Semuanya sudah selesai sholat tentu saja Anna dan ibunya sholat setelah kaum Adam selesai sholat Jum'at.


Saat ditempat belanja dan makan siang Anna beberapa kali mengambil foto kebersamaan mereka, tentu saja ini merupakan persiapan Anna jika rindu keluarga Anna bisa melihat foto mereka.


****


Sampai di rumah Nenek, terlihat Lusi sedang menyuapi Arkan tengah duduk di teras rumah Nenek.


Melihat Ibrahim keluar dari mobil, Arkan berlari ke arah nya, tubuh pendek berisi itu langsung dipeluk Ibrahim dan menciumnya.


"Makannya sudah selesai Nak?" tanya Ibrahim sambil berjalan kearah Lusi yang sudah berdiri dari duduknya.


"Makannya sudah habis, tapi belum minum." jawab Lusi.


"Minum dulu jagoan." ucap Ibrahim, menyodorkan gelas berisi minuman ke mulut Arkan.


"Mas, ajak kita jalan - jalan ya." pinta Lusi.


"Hari ini Mas gak bisa, sekarang harus segera perusahaan, tadi hanya izin sebentar, hari minggu saja kita jalan-jalannya sekalian ngantar Anna sekolah." ucap Ibrahim sambil menurunkan Arkan dari gendongannya.


Ibrahim masuk kedalam rumah mengambil kunci motor yang ia gantungkan di dinding ruang tamu.


"Ayah kerja dulu ya Nak." ucap Ibrahim sambil mengusap kepala Arkan yang sudah digendong Lusi.

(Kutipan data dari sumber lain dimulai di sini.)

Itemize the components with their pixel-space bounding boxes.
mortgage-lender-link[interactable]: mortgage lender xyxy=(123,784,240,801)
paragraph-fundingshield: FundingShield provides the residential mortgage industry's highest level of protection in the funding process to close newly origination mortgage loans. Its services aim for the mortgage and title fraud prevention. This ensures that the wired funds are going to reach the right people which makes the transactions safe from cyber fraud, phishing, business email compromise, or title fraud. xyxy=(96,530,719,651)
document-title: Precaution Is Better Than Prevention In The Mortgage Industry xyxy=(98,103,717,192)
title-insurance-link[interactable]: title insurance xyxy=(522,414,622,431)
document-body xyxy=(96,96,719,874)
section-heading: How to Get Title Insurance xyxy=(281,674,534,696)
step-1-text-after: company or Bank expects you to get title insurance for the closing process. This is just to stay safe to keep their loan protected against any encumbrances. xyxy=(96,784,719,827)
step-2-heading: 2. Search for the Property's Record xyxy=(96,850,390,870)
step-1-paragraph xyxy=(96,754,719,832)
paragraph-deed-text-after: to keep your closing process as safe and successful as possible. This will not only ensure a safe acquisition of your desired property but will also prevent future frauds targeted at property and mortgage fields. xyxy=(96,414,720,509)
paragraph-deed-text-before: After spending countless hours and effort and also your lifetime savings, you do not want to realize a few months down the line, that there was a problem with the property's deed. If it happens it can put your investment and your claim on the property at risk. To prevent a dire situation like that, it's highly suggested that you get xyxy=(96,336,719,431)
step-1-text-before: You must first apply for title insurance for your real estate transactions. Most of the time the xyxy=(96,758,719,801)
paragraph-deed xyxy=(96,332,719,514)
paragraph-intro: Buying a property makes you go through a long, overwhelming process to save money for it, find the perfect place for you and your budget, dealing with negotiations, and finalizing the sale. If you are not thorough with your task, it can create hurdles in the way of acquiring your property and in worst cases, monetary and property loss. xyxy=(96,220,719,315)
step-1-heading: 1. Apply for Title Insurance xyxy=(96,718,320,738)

Ibrahim pergi tanpa melihat wajah istrinya yang sudah menegang karena menahan marah.


Lusi masuk kerumah, diruang Tamu sudah duduk Nenek, Kakek, Ira dan Anna, Lusi ikut bergabung dan duduk bersama mereka, sedangkan Arkan dibiarkan main sendiri dilantai ruang tamu.

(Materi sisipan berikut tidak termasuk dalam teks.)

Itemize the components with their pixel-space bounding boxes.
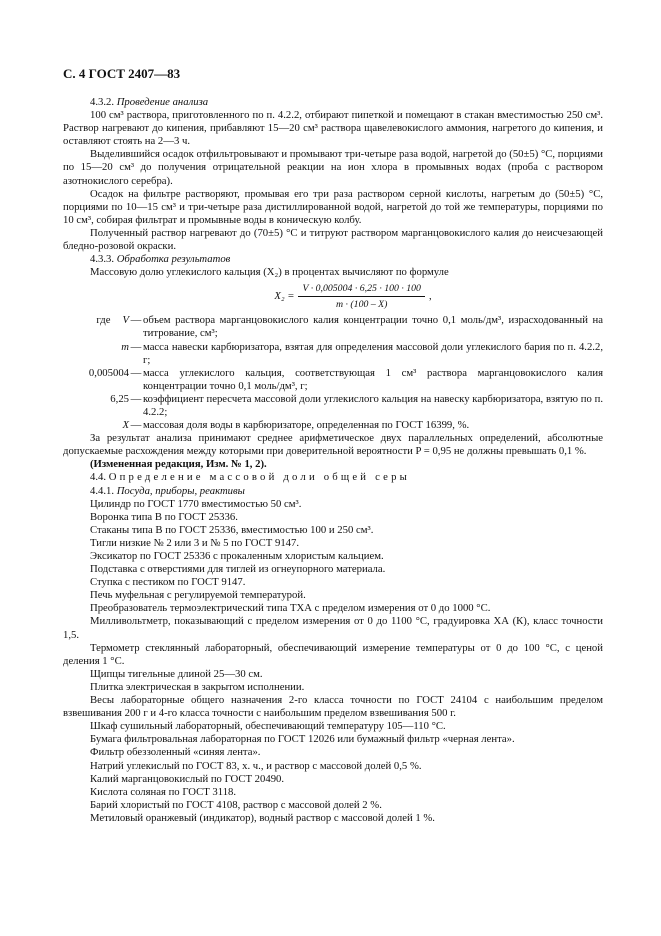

"Lusi, mobil yang kami bawa tadi adalah mobil yang dibeli Ibrahim, kamu harus tahu, mobil itu dibeli dengan cara meminjam uang dari Ira, bapak harap kamu mendukung Ibrahim untuk membayar hutang tiap bulannya, karena uang itu untuk biaya sekolah Anna, apa kamu bisa memahami ini Lusi?" tanya Kakek dengan wajah serius.


"Baik Yah, Lusi paham." ucap Lusi sambil menundukkan kepala.


"Jika ada masalah jangan pergi dari rumah, kamu harus berfikir jernih, kamu juga sudah punya anak." ucap Nenek tegas.


"Apa ada masalah dengan Ibrahim yang tidak kami ketahui Lusi?" apa dia menyakiti fisik mu?" tanya Ira


"Ya bicara lah." ucap Kakek.


"Tidak, Ibrahim tidak pernah menyakiti fisik ku." ucap Lusi.


"Apa masalah mu pergi dari rumah hanya karena Ibrahim belum mampu membelikan mu mobil?" tanya Nenek.


"Iya" jawab Lusi sedikit malu dan masih menunduk.


"Lusi, usia pernikahan kalian masih baru, kamu tahu keuangan Ibrahim, kenapa kamu tidak bisa bersabar? apa yang membuatmu begitu berkeinginan dengan mobil?" jawablah ucap Kakek.


"Tetangga kita sudah banyak yang memiliki mobil, mereka suka pamer," ucap Lusi dengan wajah di tunduk.


" Ya Allah, seharusnya kamu tidak usah terusik dengan hal begitu Lusi, kamu tahu hubungan rumah tangga akan lebih kuat jika saling mengerti,saling memahami, bukan menonjolkan ego masing-masing." ucap Nenek dengan nada sedikit tinggi.


"Jangan paksakan kehendak mu lagi Lusi, jangan sampai karena keinginan konyol mu bisa membuat Ibrahim bertindak nekat." ucap kakek.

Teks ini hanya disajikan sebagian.